Multiomics analysis couples mRNA turnover and translational control of glutamine metabolism to the differentiation of the activated CD4+ T cell

The ZFP36 family of RNA-binding proteins acts post-transcriptionally to repress translation and promote RNA decay. Studies of genes and pathways regulated by the ZFP36 family in CD4+ T cells have focussed largely on cytokines, but their impact on metabolic reprogramming and differentiation is unclear. Using CD4+ T cells lacking Zfp36 and Zfp36l1, we combined the quantification of mRNA transcription, stability, abundance and translation with crosslinking immunoprecipitation and metabolic profiling to determine how they regulate T cell metabolism and differentiation. Our results suggest that ZFP36 and ZFP36L1 act directly to limit the expression of genes driving anabolic processes by two distinct routes: by targeting transcription factors and by targeting transcripts encoding rate-limiting enzymes. These enzymes span numerous metabolic pathways including glycolysis, one-carbon metabolism and glutaminolysis. Direct binding and repression of transcripts encoding glutamine transporter SLC38A2 correlated with increased cellular glutamine content in ZFP36/ZFP36L1-deficient T cells. Increased conversion of glutamine to α-ketoglutarate in these cells was consistent with direct binding of ZFP36/ZFP36L1 to Gls (encoding glutaminase) and Glud1 (encoding glutamate dehydrogenase).
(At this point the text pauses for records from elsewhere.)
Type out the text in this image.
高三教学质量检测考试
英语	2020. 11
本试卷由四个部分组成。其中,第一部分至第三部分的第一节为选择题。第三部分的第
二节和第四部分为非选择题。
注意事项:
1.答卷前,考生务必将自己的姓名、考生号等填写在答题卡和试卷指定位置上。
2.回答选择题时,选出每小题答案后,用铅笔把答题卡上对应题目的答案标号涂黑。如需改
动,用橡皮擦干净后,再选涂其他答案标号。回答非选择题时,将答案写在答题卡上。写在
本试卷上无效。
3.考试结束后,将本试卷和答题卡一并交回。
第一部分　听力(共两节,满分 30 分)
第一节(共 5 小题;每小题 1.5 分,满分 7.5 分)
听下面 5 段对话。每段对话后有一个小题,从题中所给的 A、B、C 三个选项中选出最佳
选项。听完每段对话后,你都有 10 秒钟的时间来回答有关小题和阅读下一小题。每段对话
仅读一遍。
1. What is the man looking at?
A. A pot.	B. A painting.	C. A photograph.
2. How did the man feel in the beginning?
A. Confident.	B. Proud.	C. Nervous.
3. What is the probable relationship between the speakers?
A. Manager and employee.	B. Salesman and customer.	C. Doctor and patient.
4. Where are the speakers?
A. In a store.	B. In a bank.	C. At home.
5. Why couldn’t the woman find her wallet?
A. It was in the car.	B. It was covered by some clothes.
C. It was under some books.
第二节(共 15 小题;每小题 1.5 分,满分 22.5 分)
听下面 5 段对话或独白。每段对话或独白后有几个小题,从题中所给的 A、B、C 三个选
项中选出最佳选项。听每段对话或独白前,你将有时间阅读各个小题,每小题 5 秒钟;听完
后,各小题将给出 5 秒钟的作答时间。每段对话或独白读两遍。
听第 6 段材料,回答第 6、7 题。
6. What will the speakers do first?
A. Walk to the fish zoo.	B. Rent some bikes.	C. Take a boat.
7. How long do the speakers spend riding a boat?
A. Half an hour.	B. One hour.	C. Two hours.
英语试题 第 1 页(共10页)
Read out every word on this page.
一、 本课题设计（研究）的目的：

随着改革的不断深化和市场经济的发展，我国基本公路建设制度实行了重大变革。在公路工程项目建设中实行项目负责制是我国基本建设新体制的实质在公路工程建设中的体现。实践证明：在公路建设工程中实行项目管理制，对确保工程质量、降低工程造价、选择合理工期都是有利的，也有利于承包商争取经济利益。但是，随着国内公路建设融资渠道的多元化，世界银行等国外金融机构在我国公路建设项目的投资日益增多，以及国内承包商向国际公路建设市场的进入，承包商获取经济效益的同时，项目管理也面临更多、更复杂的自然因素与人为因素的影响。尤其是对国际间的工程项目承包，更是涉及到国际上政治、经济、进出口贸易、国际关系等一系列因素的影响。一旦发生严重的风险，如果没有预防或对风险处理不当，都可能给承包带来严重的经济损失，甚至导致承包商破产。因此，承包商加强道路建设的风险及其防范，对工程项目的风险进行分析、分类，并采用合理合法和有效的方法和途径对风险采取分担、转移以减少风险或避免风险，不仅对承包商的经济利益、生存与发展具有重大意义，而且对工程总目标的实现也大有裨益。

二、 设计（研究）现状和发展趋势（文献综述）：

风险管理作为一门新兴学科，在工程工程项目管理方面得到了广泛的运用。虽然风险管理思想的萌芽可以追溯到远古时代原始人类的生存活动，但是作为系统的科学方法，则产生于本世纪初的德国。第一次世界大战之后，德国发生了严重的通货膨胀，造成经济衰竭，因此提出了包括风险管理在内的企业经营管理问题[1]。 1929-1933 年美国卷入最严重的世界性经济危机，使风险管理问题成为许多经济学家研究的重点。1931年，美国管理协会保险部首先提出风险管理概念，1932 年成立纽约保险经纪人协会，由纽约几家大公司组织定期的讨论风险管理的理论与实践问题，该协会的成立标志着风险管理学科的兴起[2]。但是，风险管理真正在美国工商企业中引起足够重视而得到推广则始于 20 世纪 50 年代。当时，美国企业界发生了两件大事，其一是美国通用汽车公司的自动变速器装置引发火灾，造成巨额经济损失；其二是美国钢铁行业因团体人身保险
We propose that ZFP36 and ZFP36L1 as well as glutamine and α-ketoglutarate are limiting factors for the acquisition of the cytotoxic CD4+ T cell fate. Our data implicate ZFP36 and ZFP36L1 in limiting glutamine anaplerosis and differentiation of activated CD4+ T cells, likely mediated by direct binding to transcripts of critical genes that drive these processes. mRNA-seq (3 biological replicates), nascent, 4sU-labelled mRNA-seq (2 biological replcates, separated into labelled [nascent RNA], unlabelled [pre-existing RNA] and total fractions) and Ribo-seq (5 biological replicates) were performed in activated CD4+ T cells from control and Zfp36/Zfp36l1 double conditional knockout mice. To identify direct targets of ZFP36-family proteins, iCLIP was performed on activated CD4+ T cells from WT C57BL/6 mice (3 biological replicates), using two independent antibodies that bind to ZFP36L1.